Acute appendicitis is a common but diagnostically challenging surgical emergency in children. Existing linear scoring systems lack sufficient accuracy for standalone use, while advanced imaging is constrained by risks of sedation, contrast, and radiation. Furthermore, no available tools provide prognostic guidance.

We introduce Dharma , a machine learning framework consisting of a clinically grounded imputer and two random forest classifiers for diagnosis and severity assessment. Designed for real-world bedside use, Dharma is open-sourced and accessible through a web application.

Dharma achieved excellent diagnostic performance, with an AUC-ROC of 0.98 [0.97–0.99] and accuracy of 93% [91–95]. For prognostic classification, it identified complicated appendicitis with high sensitivity (96% [93–99]) and negative predictive value (97% [94–99]). In cases without appendix visualization—a frequent limitation in resource-constrained settings—Dharma maintained strong performance (AUC-ROC 0.96 [0.93–0.99]), with specificity of 97% [93–c100] and PPV of 93% [84–c100] at a 44% threshold, and sensitivity of 92% [84–98] with NPV of 95% [91–99] at a 25% threshold. These threshold-dependent trade-offs enable Dharma to support both ruling in and ruling out appendicitis within diverse clinical workflows.

Beyond pediatric appendicitis, Dharma’s open-source framework and clinically grounded design provide a generalizable foundation for developing equitable and practical decision-support tools in healthcare.

Author Summary

Accurate diagnosis and risk stratification of pediatric appendicitis remain challenging due to heterogeneous clinical presentations, the absence of definitive biomarkers, and limited access to reliable imaging, particularly in resource-constrained settings. Existing clinical scoring systems, while simple and widely used, rely on fixed linear assumptions, lack interpretability at the individual patient level, and are restricted to diagnostic decision-making without addressing disease severity or prognosis.

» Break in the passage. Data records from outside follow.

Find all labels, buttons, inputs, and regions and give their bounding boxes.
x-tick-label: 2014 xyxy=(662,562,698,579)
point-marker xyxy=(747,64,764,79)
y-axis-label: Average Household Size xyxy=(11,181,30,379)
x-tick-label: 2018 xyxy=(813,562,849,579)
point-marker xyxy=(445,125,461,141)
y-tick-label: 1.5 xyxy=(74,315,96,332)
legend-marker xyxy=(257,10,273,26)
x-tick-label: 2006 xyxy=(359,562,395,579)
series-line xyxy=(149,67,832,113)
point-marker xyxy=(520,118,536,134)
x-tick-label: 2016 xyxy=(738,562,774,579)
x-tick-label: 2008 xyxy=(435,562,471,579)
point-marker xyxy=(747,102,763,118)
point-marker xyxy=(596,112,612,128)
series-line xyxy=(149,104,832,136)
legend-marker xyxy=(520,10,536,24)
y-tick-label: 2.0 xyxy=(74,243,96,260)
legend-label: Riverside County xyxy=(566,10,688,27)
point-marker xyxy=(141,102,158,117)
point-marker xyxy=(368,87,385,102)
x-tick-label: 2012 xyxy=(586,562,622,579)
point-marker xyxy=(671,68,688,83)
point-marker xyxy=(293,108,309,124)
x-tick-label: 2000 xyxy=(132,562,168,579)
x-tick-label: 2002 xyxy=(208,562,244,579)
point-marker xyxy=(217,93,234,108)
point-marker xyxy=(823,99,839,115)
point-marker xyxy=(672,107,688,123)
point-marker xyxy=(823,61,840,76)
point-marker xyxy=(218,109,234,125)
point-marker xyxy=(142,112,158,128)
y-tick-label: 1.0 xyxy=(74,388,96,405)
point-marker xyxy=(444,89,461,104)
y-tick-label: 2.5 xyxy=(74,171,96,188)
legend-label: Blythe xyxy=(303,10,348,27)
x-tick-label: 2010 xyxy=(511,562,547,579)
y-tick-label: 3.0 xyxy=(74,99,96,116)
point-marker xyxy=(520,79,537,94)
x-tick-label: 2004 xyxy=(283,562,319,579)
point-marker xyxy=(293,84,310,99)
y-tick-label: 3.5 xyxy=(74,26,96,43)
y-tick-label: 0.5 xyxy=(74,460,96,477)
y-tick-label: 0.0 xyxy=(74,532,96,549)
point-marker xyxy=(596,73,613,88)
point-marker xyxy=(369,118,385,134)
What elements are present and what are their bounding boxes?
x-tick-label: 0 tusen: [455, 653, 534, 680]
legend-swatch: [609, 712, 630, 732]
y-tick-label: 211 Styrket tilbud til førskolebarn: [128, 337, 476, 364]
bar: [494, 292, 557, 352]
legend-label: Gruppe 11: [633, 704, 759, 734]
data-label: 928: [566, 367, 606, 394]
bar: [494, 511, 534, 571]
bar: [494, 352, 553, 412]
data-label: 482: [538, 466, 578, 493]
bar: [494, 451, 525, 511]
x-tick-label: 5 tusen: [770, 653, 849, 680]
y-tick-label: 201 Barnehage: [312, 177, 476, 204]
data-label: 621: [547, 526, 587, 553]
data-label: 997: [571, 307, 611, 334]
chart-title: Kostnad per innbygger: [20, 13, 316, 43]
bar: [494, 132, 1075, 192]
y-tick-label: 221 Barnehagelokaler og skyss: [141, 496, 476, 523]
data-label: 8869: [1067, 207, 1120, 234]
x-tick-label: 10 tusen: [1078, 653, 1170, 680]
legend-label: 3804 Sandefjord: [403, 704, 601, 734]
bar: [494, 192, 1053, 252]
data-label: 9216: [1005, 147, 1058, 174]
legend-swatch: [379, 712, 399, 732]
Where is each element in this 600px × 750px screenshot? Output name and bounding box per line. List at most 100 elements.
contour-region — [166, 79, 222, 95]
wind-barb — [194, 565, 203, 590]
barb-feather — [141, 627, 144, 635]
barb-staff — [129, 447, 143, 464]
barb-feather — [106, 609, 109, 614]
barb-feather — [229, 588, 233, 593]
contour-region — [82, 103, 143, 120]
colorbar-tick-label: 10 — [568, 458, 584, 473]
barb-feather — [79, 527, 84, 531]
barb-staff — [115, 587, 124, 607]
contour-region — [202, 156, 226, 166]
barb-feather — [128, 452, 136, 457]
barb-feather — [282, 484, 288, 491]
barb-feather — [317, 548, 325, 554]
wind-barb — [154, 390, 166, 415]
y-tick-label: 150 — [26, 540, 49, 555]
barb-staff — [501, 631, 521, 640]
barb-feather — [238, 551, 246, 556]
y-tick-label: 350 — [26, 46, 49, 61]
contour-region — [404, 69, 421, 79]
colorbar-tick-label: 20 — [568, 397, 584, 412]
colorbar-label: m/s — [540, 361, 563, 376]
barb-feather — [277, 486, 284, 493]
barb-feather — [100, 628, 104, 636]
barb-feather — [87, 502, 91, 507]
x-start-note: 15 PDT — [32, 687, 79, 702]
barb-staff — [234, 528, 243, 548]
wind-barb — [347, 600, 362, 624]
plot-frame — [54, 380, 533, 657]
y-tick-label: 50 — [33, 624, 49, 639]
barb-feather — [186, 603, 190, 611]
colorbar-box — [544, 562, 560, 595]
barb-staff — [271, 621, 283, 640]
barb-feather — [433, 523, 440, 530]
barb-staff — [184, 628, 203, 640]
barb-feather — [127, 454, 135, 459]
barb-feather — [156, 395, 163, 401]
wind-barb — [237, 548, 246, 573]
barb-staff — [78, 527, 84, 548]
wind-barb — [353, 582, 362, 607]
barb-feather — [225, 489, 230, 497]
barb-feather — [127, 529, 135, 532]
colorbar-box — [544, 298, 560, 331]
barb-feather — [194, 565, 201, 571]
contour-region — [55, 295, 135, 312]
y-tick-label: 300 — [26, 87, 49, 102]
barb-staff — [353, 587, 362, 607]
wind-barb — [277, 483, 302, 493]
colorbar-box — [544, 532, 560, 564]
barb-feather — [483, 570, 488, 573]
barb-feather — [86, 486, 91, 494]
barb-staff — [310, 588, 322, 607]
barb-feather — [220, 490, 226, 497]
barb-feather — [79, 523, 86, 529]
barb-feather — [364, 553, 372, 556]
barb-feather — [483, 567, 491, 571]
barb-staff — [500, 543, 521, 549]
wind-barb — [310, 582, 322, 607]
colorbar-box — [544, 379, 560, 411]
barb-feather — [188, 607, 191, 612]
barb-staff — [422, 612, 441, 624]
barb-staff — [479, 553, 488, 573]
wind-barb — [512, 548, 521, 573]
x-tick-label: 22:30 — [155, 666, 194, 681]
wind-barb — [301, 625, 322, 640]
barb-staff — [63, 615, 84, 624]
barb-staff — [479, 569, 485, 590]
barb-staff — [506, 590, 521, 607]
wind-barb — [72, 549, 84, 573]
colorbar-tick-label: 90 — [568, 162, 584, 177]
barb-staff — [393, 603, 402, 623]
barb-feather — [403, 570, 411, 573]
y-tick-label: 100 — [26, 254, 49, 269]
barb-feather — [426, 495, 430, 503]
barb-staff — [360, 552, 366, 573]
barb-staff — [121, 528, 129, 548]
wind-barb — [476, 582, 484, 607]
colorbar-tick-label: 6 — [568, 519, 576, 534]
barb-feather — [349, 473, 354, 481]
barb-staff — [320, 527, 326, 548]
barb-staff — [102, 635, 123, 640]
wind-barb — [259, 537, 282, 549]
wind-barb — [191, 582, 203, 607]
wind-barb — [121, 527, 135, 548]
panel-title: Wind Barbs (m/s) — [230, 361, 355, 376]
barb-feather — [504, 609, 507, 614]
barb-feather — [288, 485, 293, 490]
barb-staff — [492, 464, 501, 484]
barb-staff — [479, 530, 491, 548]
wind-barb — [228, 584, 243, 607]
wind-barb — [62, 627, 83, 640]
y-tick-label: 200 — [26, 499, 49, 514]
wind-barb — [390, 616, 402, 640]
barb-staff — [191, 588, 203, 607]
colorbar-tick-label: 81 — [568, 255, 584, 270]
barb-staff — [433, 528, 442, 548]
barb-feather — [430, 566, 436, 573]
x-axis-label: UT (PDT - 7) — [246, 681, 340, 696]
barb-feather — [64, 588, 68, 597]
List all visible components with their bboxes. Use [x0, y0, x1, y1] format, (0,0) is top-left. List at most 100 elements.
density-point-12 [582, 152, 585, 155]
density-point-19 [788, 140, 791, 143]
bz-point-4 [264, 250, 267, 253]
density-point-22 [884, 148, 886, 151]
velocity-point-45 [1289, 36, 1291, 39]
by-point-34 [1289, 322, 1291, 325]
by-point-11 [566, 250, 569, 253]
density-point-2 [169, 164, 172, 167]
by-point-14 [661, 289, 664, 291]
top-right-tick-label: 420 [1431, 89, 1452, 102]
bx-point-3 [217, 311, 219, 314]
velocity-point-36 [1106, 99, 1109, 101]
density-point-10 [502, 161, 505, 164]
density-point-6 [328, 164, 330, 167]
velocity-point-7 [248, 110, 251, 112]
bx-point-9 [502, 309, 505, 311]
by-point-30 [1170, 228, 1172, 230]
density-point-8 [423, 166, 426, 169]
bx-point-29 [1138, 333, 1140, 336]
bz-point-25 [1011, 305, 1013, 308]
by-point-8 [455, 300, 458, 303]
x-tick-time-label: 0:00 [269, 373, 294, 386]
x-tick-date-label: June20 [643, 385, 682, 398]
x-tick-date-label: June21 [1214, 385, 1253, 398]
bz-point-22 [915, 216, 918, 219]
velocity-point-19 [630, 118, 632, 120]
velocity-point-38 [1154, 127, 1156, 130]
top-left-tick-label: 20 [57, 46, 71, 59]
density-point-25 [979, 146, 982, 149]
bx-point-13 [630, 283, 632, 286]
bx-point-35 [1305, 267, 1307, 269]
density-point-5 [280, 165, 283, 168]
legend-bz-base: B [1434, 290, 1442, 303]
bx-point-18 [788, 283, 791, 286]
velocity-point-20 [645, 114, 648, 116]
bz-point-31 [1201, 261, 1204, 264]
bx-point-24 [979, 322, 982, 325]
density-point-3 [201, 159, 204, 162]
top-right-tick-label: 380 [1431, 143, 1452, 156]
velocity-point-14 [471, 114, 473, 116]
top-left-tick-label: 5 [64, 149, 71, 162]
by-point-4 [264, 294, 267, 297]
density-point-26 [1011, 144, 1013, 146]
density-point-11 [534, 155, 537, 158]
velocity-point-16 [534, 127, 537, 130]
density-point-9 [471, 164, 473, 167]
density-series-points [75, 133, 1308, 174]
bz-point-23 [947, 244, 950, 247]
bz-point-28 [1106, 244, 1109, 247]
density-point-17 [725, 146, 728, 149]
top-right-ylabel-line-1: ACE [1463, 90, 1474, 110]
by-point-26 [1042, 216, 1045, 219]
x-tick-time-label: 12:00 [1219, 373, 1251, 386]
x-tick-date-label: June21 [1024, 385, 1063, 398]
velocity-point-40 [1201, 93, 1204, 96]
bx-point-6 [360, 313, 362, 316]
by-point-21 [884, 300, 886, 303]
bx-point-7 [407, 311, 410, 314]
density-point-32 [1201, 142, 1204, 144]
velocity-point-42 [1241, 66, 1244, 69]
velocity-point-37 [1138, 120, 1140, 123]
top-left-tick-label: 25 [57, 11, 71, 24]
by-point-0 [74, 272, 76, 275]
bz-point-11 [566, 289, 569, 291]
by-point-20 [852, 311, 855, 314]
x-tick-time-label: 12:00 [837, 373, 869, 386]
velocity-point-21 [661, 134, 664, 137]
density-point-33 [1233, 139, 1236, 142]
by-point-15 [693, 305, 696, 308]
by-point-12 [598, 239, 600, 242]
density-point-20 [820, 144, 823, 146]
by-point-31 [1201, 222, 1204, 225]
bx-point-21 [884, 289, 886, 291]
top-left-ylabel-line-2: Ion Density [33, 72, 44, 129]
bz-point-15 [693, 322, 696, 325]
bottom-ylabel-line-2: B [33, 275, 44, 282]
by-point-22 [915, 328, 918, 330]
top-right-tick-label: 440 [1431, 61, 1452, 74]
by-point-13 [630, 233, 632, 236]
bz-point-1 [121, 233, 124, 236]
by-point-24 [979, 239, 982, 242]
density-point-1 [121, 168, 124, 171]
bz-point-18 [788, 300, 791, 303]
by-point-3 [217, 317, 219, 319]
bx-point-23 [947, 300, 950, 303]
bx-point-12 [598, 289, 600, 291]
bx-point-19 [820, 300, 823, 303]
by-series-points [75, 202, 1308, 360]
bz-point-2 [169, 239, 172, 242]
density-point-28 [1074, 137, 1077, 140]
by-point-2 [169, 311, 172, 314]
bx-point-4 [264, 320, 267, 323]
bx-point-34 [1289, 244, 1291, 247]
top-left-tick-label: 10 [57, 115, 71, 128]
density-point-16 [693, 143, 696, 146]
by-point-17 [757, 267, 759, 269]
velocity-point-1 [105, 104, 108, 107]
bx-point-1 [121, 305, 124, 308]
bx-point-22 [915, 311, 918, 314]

To address these limitations, we developed Dharma , a clinically grounded, interpretable machine learning-based framework designed to support both diagnosis and severity assessment of pediatric appendicitis using routinely available clinical, laboratory, and radiological data. Rather than replacing clinical judgment, Dharma is intentionally designed to mirror real-world clinical reasoning, explicitly model non-linear interactions among features, and provide transparent explanations for its predictions.

Implemented as an open-access, web-based clinical decision support tool, Dharma delivers real-time, evidence-based risk estimates that are adaptable to varying resource settings. Beyond pediatric appendicitis, this work demonstrates a generalizable, medicine-first approach to developing equitable and interpretable AI systems that complement clinician decision-making and align with the evolving needs of 21st-century healthcare.